Two latte mugs topped with stiff foam shaped into 3D cat faces
Source: Tokyo Weekender

Kawaii Foods You Have To Try:

1. Bento - you can start off easy making smiling faces using dried seaweed or pieces of ham, or if you want to go full expert mode, have a go at molding animals out of sticky rice.
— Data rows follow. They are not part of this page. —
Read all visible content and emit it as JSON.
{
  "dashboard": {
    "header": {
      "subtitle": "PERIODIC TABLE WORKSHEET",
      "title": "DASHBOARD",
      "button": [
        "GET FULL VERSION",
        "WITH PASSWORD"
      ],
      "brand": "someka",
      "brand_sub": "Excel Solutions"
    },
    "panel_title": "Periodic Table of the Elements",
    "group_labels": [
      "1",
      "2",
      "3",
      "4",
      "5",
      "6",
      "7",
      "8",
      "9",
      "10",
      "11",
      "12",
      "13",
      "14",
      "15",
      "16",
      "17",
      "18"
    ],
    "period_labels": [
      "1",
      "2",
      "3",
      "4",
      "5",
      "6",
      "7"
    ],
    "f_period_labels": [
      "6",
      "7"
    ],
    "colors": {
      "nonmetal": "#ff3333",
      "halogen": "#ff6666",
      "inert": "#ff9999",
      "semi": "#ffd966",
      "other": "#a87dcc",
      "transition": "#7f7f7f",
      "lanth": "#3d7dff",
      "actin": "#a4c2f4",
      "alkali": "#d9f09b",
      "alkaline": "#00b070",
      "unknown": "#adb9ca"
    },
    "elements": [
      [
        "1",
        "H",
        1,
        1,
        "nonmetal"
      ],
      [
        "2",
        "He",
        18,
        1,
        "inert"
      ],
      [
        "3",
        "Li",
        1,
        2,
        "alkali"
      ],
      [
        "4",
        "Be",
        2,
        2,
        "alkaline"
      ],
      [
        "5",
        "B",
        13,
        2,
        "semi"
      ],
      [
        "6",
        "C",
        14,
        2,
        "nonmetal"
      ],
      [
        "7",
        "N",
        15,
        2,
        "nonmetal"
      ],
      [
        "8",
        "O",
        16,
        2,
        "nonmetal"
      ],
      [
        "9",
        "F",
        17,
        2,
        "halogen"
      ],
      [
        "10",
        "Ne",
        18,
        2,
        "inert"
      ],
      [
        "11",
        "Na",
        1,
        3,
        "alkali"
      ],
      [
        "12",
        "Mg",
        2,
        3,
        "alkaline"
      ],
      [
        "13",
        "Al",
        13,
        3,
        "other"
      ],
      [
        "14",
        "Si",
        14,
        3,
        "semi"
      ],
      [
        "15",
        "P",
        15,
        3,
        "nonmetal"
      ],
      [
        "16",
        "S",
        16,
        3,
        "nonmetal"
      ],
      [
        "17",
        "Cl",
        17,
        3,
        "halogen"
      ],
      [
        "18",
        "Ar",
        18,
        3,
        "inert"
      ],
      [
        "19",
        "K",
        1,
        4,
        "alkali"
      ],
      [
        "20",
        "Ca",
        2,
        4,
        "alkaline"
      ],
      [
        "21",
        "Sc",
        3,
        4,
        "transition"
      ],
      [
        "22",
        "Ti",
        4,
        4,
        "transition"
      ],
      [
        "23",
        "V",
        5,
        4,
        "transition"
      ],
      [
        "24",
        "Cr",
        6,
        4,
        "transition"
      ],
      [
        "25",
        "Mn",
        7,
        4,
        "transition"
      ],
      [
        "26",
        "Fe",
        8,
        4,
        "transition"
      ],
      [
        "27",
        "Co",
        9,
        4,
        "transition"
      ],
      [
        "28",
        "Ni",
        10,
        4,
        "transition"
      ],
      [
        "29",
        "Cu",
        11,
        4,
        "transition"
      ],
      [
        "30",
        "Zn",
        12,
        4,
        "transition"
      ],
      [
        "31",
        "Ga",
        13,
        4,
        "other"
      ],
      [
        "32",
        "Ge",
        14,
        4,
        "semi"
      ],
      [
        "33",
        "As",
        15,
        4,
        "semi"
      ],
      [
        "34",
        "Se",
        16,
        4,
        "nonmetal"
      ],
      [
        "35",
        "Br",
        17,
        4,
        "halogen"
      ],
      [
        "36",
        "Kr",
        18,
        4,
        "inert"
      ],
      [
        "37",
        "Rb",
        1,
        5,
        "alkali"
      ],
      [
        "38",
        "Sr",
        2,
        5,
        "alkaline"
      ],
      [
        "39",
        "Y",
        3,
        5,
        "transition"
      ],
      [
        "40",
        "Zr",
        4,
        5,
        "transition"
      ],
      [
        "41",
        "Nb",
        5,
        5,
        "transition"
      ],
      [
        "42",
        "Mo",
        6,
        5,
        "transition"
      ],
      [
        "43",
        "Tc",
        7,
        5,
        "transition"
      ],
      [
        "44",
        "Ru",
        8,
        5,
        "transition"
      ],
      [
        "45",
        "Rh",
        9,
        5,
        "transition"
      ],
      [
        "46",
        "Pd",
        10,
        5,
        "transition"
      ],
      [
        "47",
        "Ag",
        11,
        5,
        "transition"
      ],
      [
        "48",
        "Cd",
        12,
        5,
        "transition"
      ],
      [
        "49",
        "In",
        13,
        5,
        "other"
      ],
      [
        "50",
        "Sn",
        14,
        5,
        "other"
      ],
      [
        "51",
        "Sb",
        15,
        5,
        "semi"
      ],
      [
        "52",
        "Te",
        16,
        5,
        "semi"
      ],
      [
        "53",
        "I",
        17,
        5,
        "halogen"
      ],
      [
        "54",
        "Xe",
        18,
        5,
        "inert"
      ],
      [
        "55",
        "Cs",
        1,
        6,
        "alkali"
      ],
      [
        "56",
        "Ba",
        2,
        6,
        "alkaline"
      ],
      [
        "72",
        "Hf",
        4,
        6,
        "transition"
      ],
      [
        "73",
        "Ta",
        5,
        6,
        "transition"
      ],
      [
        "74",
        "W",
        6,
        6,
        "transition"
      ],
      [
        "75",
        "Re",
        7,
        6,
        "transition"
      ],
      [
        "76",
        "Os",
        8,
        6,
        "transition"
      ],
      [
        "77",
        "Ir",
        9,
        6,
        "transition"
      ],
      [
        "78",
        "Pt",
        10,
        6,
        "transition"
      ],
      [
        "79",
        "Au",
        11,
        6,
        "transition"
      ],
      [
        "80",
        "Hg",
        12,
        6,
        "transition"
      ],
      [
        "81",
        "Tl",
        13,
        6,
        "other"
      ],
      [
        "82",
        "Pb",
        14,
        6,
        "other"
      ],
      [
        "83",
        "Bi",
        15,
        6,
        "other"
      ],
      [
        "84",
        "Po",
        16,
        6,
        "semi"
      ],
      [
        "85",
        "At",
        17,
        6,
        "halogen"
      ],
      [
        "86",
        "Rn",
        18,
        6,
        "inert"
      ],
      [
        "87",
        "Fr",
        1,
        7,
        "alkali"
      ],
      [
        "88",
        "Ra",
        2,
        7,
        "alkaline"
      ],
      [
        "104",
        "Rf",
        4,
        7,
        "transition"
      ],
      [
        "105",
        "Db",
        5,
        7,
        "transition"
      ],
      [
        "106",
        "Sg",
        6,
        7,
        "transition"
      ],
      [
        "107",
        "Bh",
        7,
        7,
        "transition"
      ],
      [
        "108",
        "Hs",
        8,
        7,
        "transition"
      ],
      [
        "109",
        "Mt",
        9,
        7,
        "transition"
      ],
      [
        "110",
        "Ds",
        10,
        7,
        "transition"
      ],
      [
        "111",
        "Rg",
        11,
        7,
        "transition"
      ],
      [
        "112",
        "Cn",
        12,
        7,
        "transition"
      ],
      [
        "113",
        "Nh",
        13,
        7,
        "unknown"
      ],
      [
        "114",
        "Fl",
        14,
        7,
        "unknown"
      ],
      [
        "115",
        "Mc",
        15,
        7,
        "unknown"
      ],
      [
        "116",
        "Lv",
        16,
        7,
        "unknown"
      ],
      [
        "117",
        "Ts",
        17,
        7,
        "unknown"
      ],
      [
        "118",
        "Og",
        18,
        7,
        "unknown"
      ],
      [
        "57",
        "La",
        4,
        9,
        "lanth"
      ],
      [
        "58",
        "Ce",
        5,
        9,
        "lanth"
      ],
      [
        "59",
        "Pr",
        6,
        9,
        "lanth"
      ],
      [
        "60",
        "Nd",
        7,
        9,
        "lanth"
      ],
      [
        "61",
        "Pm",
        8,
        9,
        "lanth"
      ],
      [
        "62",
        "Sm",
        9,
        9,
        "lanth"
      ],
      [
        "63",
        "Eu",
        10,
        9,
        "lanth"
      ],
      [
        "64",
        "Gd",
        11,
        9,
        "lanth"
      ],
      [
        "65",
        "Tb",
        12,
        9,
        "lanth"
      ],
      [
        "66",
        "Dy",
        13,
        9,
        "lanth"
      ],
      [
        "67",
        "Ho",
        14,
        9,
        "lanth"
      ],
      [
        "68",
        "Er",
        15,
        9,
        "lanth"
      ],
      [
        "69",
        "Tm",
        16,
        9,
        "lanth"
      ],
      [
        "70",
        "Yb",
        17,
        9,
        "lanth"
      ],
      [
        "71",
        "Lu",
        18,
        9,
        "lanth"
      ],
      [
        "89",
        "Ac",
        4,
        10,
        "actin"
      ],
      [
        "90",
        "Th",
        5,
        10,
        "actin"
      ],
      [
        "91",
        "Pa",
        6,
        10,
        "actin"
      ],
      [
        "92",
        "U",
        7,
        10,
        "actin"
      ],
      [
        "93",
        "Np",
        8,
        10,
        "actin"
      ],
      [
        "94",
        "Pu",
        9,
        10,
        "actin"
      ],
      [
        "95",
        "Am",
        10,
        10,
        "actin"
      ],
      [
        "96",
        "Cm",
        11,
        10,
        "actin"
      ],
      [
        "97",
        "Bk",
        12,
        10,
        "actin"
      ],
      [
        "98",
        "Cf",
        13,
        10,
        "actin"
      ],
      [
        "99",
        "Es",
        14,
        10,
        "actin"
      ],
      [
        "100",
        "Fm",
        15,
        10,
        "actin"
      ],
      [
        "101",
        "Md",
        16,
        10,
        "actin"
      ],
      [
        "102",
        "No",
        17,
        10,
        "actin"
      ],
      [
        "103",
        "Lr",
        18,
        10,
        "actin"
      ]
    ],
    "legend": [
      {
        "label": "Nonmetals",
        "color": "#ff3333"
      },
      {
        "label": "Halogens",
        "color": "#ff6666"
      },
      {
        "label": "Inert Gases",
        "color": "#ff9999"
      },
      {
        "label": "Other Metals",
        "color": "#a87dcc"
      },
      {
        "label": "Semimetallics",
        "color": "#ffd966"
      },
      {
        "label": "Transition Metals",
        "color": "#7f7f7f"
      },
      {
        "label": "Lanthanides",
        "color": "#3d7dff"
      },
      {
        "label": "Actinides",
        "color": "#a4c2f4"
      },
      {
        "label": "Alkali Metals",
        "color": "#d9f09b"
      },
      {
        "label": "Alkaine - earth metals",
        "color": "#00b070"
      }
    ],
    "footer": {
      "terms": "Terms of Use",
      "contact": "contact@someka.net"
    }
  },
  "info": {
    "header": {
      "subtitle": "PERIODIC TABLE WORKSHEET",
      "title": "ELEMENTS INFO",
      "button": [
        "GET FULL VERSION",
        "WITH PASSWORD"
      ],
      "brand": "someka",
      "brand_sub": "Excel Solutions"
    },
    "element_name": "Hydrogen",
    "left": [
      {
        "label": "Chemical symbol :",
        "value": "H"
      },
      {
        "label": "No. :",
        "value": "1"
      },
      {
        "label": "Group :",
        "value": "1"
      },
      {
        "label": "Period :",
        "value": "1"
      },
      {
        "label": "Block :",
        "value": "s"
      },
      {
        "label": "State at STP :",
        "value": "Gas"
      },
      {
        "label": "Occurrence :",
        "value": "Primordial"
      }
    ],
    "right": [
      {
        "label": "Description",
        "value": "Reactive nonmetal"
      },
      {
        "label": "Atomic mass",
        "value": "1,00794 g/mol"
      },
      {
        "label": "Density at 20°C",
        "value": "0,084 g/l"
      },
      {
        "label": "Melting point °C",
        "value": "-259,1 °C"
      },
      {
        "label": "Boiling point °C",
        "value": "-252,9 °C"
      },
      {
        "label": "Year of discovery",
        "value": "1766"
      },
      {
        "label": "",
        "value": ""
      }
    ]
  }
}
A bear and Hello Kitty character made out of rice in a clear lunchbox surrounded by salad
Source: Shirley Wong, Little Miss Bento

2. Wagashi - see here a full recipe and method for making nerikiri (a type of wagashi). Mochi is another type of wagashi that works well for making kawaii animals, as anything round can be the start of a face or belly.

Japanese nerikiri sweets shaped into mini penguins with rounded bellies and seals with round bodies
Source: Japanese Baker Masaaki Miyake

3. Pancakes - armed with chocolate sauce, cookie cutters and fruit, there's a lot you can do to turn your average pancake into a kawaii masterpiece.

Fluffy Japanese pancake shaped like a bear's face, on a plate with strawberries and cream.
Source: Bonobo, YouTube

4. Cake decorations - cats feature heavily when it comes to kawaii cake decorations. Have a go at making your own with fondant icing or marzipan.

Cats with short legs and round bellies made from fondant icing. Lined up next to each other with features drawn on - one has a tongue poking out.